Section: New Results
Generative Models and Data-driven Design
Learning generative models from observational data faces two critical issues: model selection (defining a loss criterion well suited to the considered distribution space) and tractable optimization.
A Statistical Physics Perspective
Restricted Boltzmann machines (RBM) define generative models, and advanced mean field methods of statistical physics can be leveraged to analyze the learning dynamics. Giancarlo Fissore's Master thesis (now in PhD), co-supervised by Aurélien Decelle and Cyril Furtlehner, has characterized the information content of an RBM from its spectral properties and derived a phenomenological equation of the learning process by means of the spectral dynamics of the weight matrix [5]. The learning dynamics has been analyzed in both linear and non-linear regimes, investigating the impact of the input data.

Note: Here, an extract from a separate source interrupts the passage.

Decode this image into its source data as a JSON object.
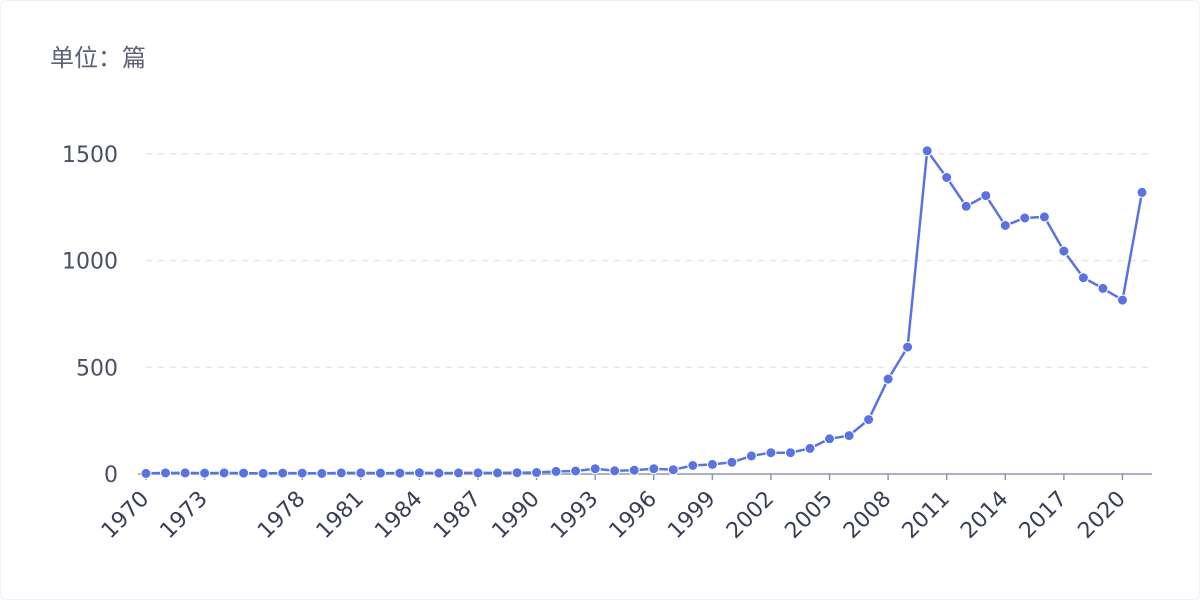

Secondly [37], the weight matrix ensemble which results from this spectral representation is used to analyze the thermodynamical properties of RBMs in terms of a phase diagram. The conditions for the RBM training, interpreted as a so-called ferromagnetic compositional phase, are given. Ferromagnetic order parameters are identified in the aforementionned phenomenological equation; a closed-form is obtained through explicit integration in simple cases, yielding a behavior of the learning spectral dynamics that matches the actual dynamics of standard RBM training (e.g. using contrastive divergence). After this model, a repulsive interaction takes place among the singular modes of the weight matrix, as some pressure of the lower modes is exerted on higher modes along training. Remarkably, this repulsive interaction is observed in algorithmic experiments for low learning rates.
Functional Brain Dynamics
Generative models have also been used by Aurélien Decelle and Cyril Furtlehner to model the dynamics of the Functional conectome (FCD) in the context of the BRAINTIME exploratory project, along two lines.
On the one hand, Restricted Boltzmann Machines have been used to learn the statistics of the time-varying resting state BOLD activity of 49 human subjects in the age span of 18 to 80 years. RBM models trained on a per individual basis show at least two statistically distinct pure states for each subject, between which resting state activity is stochastically wandering. Through mean-field TAP approximations of free energy we have evaluated the energy barrier between these two states per individual. Interestingly young and old individuals have different switching statistics: more regular for young subjects vs bursty and temporally irregular for elderly subjects. Furthermore, the switching probability is correlated with the energy difference between the two pure RBM states, opening the way to a personalized “landscape” analysis of the resting state FCD.
On the other hand, extremely sparse precision matrices describing the co-activation statistics of different brain regions during resting state based on BOLD time-series have been derived using sparse Gaussian copula models. Such extremely sparse models support direct inter-subject comparisons, in contrast with usually dense FC descriptions. A further step is to characterize the brain activity dynamics, e.g. through considering multi-temporal slice models.
Power systems Design and Optimization
Last work within the POST project, Vincent Berthier's PhD [2] addressed issues in global continuous optimization, and proposed to use unit commitment problems to go beyond classical benchmarks of analytical functions.
Benjamin Donnot (RTE Cifre PhD, now under Isabelle Guyon's supervision), successfully started to disseminate his work in the power system community [20]. His main results regard the design of an original alternative to the one-hot encoding for the topology of the French power grid, termed Guided Dropout. Taking advantate of the high redundancy of network connections, the idea is to learn a random mapping between all possible "n-1" topologies and the connections of the neurons [65], [42].
Multi-Objective Optimization
Dynamic Objectives: Within the E-Lucid project, coordinated by Thales Communications & Security, the on-going work about anomaly detection in network flow [74] led to an original approach to many-objective problem, where the objectives are gradually introduced, preventing the population to be abruptly driven toward satisficing only the easy objectives at the beginning of the evolution [27] (runner-up for the Best Paper Award of the Evolutionary Multi-Objective track at GECCO 2017).
Dynamic Fitness Cases: In [22], we propose to gradually introduce the fitness cases in the case of symbolic regression with Genetic Programming, so as to guide the search more smoothly. Experimental results demonstrate a better success rate in the case of both static and dynamic problems.
Space Weather Forecasting
In the context of the MDG-TAU joint team project, focusing on space weather forecasting, Mhamed Hajaiej's Master thesis (under Aurélien Decelle, Cyril Furtlehner and Michèle Sebag's supervision) has tackled the prediction of magnetic storms from solar magnetograms, more specifically considering the representation of solar magnetograms based on auto-encoders. Besides finding a well-suited NN architecture, the difficulty was to find a loss function well suited to the data distribution. A next step (Mandar Chandorkar's PhD at CWI under Enrico Camporeale supervision) is to estimate from the solar images the speed of the solar wind, and the time needed for solar storms to reach the first Lagrange point; this estimation is meant to build a well-defined supervised learning problem, associating a solar image at to its effect measured at on the first Lagrange point.